Somos libres
Solemos afirmar que el hombre es un ser libre por naturaleza y que nace para vivir en libertad. Conquistar el ejercicio de esa libertad, dentro y fuera de su ser, es parte del trabajo y desarrollo de su vida.
La libertad es lo que nos permite ser señores de nuestra propia naturaleza y darle una orientación moral y existencial a la vida y la historia (cf. Gén 3).
Esta libertad el hombre debe conquistarla en sí mismo ordenando el desarrollo de la propia naturaleza en un proceso de personalización que resuelva su egocentrismo innato y su instinto genital-agresivo en el amor a sí mismo, a Dios y a los demás.
«Ustedes, hermanos, han sido llamados para vivir en libertad, pero procuren que esta libertad no sea un pretexto para satisfacer los deseos carnales: háganse más bien servidores los unos de los otros, por medio del amor» (Gal 5,13).
Sólo los hombres libres pueden amar. El amor no se impone, se conquista con la entrega que suscita entrega. Esta es la pedagogía que el Dios del Evangelio ha usado y usa para con nosotros.
«Así Dios nos manifestó su amor: envió a su Hijo único al mundo, para que tuviéramos Vida por medio de él. Y este amor no consiste en que nosotros hayamos amado a Dios, sino en que él nos amó primero, y envió a su Hijo como víctima propiciatoria por nuestros pecados» (1 Jn 4,9-10).
Pero muchas veces los hombres nos declaramos libres y luego no asumimos todas las consecuencias de esa libertad: somos infieles. Así acontece, por ejemplo, cuando se rehuyen las obligaciones familiares, consecuencia de la libre opción de la pareja. La infidelidad puede afirmar que el maatrimonio o los hijos son un peso y que el divorcio es una liberación…

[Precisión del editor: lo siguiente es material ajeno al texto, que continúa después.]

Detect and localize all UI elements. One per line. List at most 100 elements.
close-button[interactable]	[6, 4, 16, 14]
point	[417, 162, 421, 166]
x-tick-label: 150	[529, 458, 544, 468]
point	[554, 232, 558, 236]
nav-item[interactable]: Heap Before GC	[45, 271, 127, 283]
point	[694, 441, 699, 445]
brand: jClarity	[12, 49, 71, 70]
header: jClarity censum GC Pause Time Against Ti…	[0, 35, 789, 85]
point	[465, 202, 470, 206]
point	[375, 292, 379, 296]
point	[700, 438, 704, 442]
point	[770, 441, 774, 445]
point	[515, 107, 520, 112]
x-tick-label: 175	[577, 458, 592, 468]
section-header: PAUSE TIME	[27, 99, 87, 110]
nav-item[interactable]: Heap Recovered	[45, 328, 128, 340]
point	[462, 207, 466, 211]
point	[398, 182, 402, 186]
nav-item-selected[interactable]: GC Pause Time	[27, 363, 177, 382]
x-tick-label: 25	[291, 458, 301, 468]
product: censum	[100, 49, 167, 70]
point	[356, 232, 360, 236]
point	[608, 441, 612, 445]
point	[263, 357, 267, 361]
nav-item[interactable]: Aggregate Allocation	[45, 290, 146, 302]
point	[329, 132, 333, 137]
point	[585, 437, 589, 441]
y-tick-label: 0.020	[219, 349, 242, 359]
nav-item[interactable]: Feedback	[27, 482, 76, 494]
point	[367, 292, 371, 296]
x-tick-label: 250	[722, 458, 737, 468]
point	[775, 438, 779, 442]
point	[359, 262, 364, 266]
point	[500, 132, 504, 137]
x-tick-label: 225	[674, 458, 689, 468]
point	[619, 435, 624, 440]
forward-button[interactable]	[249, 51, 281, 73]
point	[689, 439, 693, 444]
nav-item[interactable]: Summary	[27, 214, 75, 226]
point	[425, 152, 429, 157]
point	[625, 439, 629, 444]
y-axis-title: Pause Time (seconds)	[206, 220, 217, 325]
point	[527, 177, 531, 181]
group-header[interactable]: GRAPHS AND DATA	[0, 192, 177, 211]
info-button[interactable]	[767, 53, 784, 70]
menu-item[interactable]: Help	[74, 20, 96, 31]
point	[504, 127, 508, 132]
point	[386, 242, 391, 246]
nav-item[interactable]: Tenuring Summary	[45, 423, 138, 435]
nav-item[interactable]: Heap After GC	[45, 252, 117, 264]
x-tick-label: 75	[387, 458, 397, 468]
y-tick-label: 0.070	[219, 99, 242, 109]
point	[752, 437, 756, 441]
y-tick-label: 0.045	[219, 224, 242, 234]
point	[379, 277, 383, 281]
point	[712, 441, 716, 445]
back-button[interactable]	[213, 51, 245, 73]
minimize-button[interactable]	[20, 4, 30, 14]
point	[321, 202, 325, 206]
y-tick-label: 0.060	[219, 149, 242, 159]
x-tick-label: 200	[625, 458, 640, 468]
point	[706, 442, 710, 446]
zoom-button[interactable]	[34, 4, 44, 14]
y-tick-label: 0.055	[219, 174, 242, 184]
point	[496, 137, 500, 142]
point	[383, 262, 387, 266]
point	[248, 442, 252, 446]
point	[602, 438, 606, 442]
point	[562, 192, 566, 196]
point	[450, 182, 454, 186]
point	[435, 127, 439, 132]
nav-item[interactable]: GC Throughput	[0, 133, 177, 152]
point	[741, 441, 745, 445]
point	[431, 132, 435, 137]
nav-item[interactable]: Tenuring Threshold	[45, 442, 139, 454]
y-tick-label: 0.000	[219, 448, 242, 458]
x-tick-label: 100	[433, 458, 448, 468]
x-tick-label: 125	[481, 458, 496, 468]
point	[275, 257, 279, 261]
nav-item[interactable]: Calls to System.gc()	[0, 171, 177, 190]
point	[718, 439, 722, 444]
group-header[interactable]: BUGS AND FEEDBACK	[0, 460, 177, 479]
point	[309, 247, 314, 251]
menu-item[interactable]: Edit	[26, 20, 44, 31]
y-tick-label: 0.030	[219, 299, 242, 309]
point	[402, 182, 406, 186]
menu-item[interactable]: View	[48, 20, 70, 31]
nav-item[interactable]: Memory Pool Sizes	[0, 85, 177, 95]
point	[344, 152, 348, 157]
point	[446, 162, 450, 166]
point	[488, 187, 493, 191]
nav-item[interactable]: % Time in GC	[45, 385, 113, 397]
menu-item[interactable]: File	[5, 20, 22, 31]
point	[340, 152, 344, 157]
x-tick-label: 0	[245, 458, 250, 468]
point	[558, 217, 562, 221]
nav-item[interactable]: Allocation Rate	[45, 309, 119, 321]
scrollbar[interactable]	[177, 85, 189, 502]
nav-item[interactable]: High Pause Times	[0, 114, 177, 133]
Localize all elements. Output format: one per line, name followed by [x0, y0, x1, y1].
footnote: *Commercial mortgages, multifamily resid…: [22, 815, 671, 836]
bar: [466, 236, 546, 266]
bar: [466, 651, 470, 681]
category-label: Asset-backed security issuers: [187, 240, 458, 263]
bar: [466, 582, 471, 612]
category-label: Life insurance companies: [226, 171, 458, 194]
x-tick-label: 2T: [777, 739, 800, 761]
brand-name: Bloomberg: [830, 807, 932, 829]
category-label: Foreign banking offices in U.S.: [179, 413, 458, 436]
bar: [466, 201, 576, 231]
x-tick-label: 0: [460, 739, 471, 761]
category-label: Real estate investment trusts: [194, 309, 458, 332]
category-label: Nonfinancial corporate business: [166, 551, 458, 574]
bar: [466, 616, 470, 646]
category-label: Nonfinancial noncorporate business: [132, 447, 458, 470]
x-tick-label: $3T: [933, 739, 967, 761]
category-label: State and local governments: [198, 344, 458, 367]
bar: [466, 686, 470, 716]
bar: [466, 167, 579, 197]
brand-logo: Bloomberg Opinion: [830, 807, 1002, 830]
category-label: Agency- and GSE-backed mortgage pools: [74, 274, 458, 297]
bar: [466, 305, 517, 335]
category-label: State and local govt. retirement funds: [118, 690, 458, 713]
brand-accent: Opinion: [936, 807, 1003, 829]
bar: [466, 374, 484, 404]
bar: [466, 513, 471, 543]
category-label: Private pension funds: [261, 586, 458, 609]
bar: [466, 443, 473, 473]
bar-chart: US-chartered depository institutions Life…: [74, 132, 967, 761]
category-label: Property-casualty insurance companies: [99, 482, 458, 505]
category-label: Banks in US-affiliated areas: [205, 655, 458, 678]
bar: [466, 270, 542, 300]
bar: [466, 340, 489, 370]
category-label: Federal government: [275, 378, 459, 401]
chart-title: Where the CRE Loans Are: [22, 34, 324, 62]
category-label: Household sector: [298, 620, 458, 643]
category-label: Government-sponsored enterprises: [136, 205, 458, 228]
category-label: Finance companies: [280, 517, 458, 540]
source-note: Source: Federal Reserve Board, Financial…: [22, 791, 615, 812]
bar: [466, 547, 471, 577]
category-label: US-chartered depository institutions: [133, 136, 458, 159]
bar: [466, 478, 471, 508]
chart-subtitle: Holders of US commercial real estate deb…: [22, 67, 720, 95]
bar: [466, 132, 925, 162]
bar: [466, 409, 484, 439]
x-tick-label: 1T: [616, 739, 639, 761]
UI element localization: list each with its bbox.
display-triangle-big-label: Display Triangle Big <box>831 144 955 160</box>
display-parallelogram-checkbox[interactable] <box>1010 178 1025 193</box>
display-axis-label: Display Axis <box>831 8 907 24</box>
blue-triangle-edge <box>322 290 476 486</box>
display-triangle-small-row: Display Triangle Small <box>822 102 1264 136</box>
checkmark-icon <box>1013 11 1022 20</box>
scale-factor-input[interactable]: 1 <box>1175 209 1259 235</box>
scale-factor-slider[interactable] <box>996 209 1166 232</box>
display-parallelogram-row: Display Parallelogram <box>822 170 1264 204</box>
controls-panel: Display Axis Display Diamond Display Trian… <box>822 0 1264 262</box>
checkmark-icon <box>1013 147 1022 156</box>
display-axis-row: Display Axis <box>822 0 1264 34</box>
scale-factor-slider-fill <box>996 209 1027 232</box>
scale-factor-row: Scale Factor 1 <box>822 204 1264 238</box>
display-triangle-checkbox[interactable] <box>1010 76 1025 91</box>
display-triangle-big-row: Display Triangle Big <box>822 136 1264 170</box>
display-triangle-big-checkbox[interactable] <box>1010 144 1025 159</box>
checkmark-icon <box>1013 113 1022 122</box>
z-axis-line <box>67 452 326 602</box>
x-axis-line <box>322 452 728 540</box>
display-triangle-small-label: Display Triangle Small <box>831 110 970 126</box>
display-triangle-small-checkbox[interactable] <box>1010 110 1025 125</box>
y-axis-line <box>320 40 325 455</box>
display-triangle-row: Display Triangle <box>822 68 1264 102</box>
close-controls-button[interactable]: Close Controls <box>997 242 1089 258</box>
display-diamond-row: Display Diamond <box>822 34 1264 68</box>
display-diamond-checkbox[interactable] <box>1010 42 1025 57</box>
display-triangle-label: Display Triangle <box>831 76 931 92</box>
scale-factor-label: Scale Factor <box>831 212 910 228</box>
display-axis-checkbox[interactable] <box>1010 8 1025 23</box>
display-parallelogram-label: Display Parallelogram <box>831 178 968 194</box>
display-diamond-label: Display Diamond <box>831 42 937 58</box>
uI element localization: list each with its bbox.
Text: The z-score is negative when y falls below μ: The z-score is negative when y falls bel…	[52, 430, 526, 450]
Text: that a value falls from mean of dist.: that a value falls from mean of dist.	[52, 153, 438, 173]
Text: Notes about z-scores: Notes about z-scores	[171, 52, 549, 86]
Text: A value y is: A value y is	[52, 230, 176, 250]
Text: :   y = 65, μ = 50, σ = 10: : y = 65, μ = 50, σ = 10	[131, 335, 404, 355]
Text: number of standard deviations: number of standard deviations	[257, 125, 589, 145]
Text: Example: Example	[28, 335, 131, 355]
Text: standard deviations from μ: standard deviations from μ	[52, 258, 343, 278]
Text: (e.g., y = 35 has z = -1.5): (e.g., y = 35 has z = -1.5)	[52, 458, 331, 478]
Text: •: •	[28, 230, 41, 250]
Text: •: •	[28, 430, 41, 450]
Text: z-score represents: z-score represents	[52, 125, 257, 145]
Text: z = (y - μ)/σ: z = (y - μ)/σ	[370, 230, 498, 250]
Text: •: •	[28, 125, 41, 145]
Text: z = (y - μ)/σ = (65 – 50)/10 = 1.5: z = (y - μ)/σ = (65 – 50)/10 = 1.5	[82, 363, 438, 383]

Otras veces, cuando buscamos a quién culpar de nuestros errores, asustados de sus funestas consecuencias (guerras, injusticias sociales y guerras civiles, inmoralidad pública y ambiental, etc.) nos mostramos como inconscientes e irresponsables en el uso de nuestra libertad (cf. Rom 1,18-32).
Respuesta de la libertad
Cristianamente podemos decir que, entre el Plan que Dios tiene para cada uno de nosotros y para el conjunto de la humanidad, y la respuesta de nuestra libertad, se mueve la providencia omnipotente y amorosa de Dios.
El llamado de Dios al hombre para compartir la vida eterna se hace necesario porque es un proyecto de felicidad personal, comunitaria y divina a la que se accede por la libertad y el amor.
«Queridos míos, amémonos los unos a los otros, porque el amor procede de Dios, y el que ama ha nacido de Dios y conoce a Dios. El que no ama no ha conocido a Dios, porque Dios es amor» (1 Jn 4,7-8).
No nos resulta simple romper el vínculo de nuestro egoísmo para ser libres y entregarnos verdaderamente, aún en los gestos que humanamente denominamos como amor. ¿No será porque muchas veces el amor de Dios no está en nosotros y suponemos que sí? (cf. Jn 5,42).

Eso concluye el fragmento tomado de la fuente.